Today I discovered that the corner outside Peels is one such place--a place where everyone seems to be just a little too good looking--where everyone knows each other and wears expensive retro sunglasses and Native-American-inspired-caftans. It's the sort of corner populated by people who seem to ooze too-cool-for-school.

 

And here's the thing, as I get older, I have less and less patience for just those sort of people. Because the hipster thing has happened. Am I the only one who's ready to see what happens when hipster grows up? An evolution or aging process is in order, no?

 

I guess what I'm trying to say is, I'd take authentic over glamorous any day of the week.

 

I've gotten off topic.

 

This is all to say, that when  Alisha arrived, I grabbed her by the arm and pulled her in the opposite direction.

 

The air had quickly turned from cool to cold and it seemed that every coffee shop we passed was packed--the people looking all cozy and warm (and firmly planted) inside.

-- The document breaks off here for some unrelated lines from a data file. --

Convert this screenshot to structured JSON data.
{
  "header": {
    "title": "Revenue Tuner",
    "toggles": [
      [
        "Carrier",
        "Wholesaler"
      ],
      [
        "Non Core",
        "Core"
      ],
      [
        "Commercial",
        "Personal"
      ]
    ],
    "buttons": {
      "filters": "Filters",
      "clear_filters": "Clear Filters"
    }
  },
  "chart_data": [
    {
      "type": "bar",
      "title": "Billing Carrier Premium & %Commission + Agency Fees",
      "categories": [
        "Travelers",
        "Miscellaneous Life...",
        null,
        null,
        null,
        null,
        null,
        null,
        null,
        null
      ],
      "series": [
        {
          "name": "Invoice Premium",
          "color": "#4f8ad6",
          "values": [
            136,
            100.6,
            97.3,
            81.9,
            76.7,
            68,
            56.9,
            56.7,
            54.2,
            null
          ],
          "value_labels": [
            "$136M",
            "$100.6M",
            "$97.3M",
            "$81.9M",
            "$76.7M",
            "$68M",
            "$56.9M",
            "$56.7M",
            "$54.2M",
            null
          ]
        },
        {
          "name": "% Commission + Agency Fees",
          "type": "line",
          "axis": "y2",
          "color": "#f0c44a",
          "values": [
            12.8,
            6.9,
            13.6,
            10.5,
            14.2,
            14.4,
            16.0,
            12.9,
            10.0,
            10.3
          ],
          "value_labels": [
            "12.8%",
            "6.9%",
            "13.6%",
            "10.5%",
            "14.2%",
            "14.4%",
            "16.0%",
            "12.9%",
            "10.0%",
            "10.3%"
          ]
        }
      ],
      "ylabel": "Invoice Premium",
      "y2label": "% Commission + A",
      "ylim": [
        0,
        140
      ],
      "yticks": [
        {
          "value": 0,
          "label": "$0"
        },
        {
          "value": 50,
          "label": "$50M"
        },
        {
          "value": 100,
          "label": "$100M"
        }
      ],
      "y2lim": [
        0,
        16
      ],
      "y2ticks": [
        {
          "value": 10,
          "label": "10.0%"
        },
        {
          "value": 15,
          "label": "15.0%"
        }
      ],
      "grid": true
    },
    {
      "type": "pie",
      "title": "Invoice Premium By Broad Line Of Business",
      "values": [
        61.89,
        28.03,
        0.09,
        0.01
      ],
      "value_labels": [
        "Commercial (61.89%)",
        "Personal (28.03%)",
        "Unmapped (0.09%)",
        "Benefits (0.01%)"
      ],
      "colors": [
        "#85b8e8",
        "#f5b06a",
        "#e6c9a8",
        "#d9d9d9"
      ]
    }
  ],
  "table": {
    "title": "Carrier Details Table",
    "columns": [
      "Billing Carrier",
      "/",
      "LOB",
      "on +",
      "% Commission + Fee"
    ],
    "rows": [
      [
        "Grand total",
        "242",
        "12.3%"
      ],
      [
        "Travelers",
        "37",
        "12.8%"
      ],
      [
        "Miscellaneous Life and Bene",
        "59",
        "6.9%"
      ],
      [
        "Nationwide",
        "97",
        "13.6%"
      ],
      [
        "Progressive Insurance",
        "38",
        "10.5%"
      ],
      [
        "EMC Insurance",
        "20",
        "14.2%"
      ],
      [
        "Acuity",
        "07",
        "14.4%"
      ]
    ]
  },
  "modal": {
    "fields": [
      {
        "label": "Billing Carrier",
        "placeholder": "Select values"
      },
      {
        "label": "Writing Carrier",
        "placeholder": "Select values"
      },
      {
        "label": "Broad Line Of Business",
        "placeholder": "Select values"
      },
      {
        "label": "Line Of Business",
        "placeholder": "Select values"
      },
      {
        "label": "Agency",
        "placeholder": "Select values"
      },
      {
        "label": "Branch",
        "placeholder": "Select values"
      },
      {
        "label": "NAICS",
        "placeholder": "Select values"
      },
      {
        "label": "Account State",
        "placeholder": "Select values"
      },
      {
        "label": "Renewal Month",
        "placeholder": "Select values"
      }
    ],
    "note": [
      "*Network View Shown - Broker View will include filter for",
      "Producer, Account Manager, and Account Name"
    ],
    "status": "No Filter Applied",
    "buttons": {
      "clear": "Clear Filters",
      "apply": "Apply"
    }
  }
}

Which is how we found ourselves in the basement of a coffee shop in Chinatown.

 

I like Alisha because she doesn't have time for the nonsense of "cool" either. Also, she's one of the very smartest people I know (she was home-schooled, so a huge kudos to her parents).

 

In that tiny coffee shop basement we grooved to good music, and sipped lattes, and talked about life's big things. She groaned when I told her how I lacked a certain amount of courage when doing something-that-as-of-yet-will-not-be-discussed-here, and I smiled as she told me about the first time she ever laid eyes on the man she's now married to. And then we talked about faith--faith in a higher power, in ourselves, in the lives we're now living, and in the people we hope to be.

 

And then we wandered--me with the big camera, her with her good eye for street graffiti.

 

I think the very best thing about my very favorite girlfriends here in New York is that when we're together we're constantly mistaken for tourists. And we're okay with that. We treat the city like it's an explorer's adventure.

 

No room, nor time for cool. And I wouldn't have it any other way.